Even as the nation reopens and many people shed their face masks, COVID-19 continues to threaten, this time as a new variant more easily spread with different and more dangerous symptoms.
The Delta variant – widespread in China – is already in the United States, accounting for about 10 percent of current COVID-19 infections, according to Dr. Ulysses Wu, Hartford HealthCare’s System Director of Infection Disease and Chief Epidemiologist.
“The variant is similar to the original strain but appears to be more infectious, which could lead to more cases and, therefore, complications if there are more cases,” Dr. Wu said.
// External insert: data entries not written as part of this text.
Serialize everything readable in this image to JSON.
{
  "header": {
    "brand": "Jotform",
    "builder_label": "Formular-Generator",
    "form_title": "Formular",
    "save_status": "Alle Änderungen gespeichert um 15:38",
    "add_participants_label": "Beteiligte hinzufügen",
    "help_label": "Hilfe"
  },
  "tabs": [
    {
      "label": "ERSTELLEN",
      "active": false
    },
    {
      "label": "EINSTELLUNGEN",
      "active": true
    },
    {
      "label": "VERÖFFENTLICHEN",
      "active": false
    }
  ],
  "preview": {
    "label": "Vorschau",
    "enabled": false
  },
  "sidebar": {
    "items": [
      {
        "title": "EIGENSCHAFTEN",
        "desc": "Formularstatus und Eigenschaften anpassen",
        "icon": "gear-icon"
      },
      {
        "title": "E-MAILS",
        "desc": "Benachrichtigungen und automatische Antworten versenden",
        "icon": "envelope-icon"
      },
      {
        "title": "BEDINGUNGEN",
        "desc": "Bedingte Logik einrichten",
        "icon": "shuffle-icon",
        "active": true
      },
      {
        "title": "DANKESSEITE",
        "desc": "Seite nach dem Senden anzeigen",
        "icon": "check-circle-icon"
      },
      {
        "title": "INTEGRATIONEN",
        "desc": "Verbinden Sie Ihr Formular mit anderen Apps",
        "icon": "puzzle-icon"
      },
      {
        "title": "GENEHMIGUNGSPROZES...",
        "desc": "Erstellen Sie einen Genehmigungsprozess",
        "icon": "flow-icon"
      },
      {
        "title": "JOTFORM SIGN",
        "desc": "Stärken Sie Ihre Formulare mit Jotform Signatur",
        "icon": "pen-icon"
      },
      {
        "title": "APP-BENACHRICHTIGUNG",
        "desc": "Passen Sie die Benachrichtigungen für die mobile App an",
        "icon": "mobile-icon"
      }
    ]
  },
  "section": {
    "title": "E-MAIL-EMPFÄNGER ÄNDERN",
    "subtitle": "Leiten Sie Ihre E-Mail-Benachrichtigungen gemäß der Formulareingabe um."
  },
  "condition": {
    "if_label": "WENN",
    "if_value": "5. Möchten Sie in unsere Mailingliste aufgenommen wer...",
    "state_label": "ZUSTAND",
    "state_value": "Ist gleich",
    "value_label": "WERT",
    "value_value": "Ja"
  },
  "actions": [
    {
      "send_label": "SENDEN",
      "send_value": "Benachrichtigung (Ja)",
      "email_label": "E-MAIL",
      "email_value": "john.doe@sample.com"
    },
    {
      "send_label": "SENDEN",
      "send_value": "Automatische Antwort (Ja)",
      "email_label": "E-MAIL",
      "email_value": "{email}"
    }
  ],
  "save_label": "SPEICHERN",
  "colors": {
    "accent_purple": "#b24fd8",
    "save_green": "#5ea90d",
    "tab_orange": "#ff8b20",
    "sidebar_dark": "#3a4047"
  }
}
Chinese officials have reported that patients with the Delta variant, labeled a “variant of concern” by the World Health Organization, tend to become sicker faster, with about 12 percent of patients becoming severely ill within four days of the onset of symptoms. The majority also exhibit higher concentrations of the virus in their bodies than noted with previous strains, and the virus levels decline much more slowly.
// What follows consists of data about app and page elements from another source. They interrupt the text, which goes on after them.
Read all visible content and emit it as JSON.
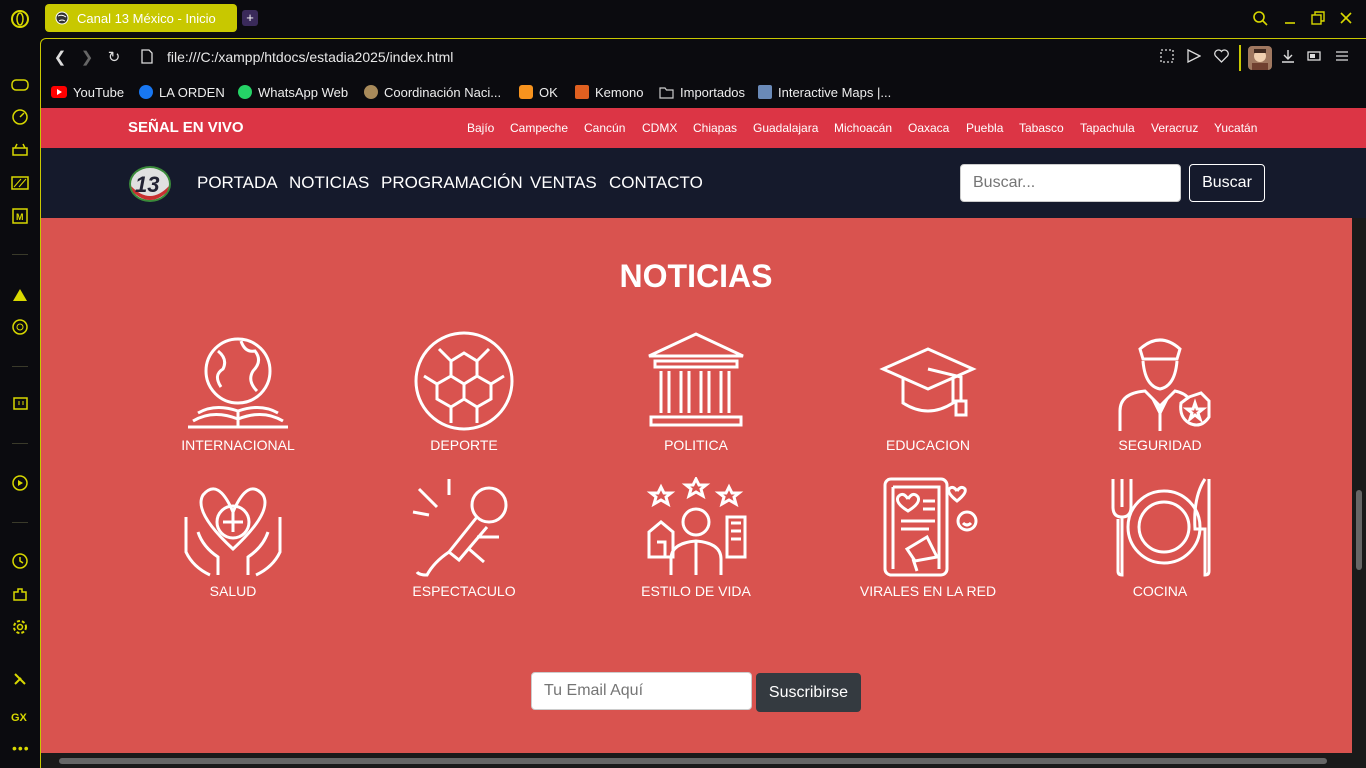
{
  "browser": {
    "tab_title": "Canal 13 México - Inicio",
    "new_tab": "+",
    "url": "file:///C:/xampp/htdocs/estadia2025/index.html",
    "accent": "#c8c800",
    "bookmarks": [
      {
        "label": "YouTube",
        "icon": "youtube-icon",
        "color": "#ff0000"
      },
      {
        "label": "LA ORDEN",
        "icon": "facebook-icon",
        "color": "#1877f2"
      },
      {
        "label": "WhatsApp Web",
        "icon": "whatsapp-icon",
        "color": "#25d366"
      },
      {
        "label": "Coordinación Naci...",
        "icon": "seal-icon",
        "color": "#a88a5a"
      },
      {
        "label": "OK",
        "icon": "ok-icon",
        "color": "#f7931e"
      },
      {
        "label": "Kemono",
        "icon": "fox-icon",
        "color": "#e06020"
      },
      {
        "label": "Importados",
        "icon": "folder-icon",
        "color": "#cccccc"
      },
      {
        "label": "Interactive Maps |...",
        "icon": "map-icon",
        "color": "#6a8ab8"
      }
    ]
  },
  "page": {
    "live_label": "SEÑAL EN VIVO",
    "cities": [
      "Bajío",
      "Campeche",
      "Cancún",
      "CDMX",
      "Chiapas",
      "Guadalajara",
      "Michoacán",
      "Oaxaca",
      "Puebla",
      "Tabasco",
      "Tapachula",
      "Veracruz",
      "Yucatán"
    ],
    "logo_text": "13",
    "menu": [
      "PORTADA",
      "NOTICIAS",
      "PROGRAMACIÓN",
      "VENTAS",
      "CONTACTO"
    ],
    "search_placeholder": "Buscar...",
    "search_button": "Buscar",
    "section_title": "NOTICIAS",
    "categories": [
      {
        "label": "INTERNACIONAL",
        "icon": "globe-book-icon"
      },
      {
        "label": "DEPORTE",
        "icon": "soccer-ball-icon"
      },
      {
        "label": "POLITICA",
        "icon": "government-building-icon"
      },
      {
        "label": "EDUCACION",
        "icon": "graduation-cap-icon"
      },
      {
        "label": "SEGURIDAD",
        "icon": "police-officer-icon"
      },
      {
        "label": "SALUD",
        "icon": "heart-hands-icon"
      },
      {
        "label": "ESPECTACULO",
        "icon": "microphone-icon"
      },
      {
        "label": "ESTILO DE VIDA",
        "icon": "lifestyle-person-icon"
      },
      {
        "label": "VIRALES EN LA RED",
        "icon": "phone-megaphone-icon"
      },
      {
        "label": "COCINA",
        "icon": "plate-cutlery-icon"
      }
    ],
    "email_placeholder": "Tu Email Aquí",
    "subscribe_button": "Suscribirse",
    "colors": {
      "topbar": "#dc3545",
      "navbar": "#151a2c",
      "body": "#d9534f"
    }
  }
}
Complicating the matter: The existing COVID-19 vaccine and medications used to help treat patients severely ill with previous variants may have reduced effect against the Delta variant, Dr. Wu said.
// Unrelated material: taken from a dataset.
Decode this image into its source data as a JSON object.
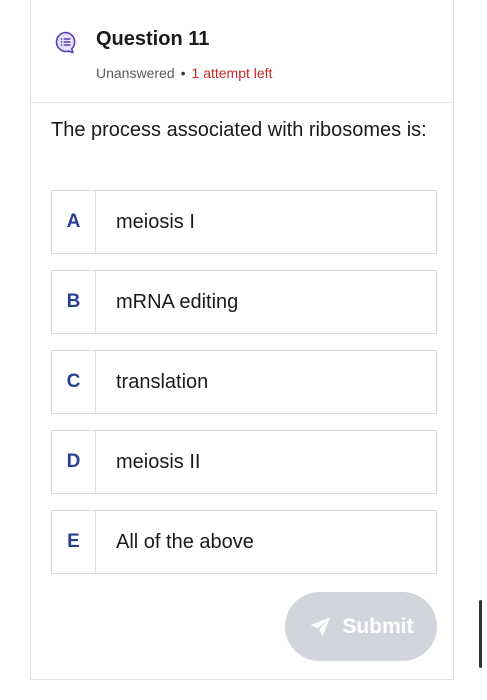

“The vaccine should protect people to some extent but not to the extent that it should,” he said, although he added that “the vaccine still fulfills its primary purpose, which is to reduce the amount of hospitalizations and deaths associated with the virus. Data from the (United Kingdom) shows that even though cases may be increasing, deaths have actually stayed the same as the U.K. has a high vaccination rate.”
He said he expects more COVID-19 deaths attributed to the newest variant, especially among people who remain unvaccinated. He urged those who have not yet been vaccinated to consider taking the protective step. Other preventive measures that can help include continuing to practice physical distancing and hand washing guidelines.
“People should also still be wearing face masks to protect themselves when they are indoors with other people of unknown vaccine status,” Dr. Wu said, adding that masks are not necessary when people are outdoors unless they are in large crowds.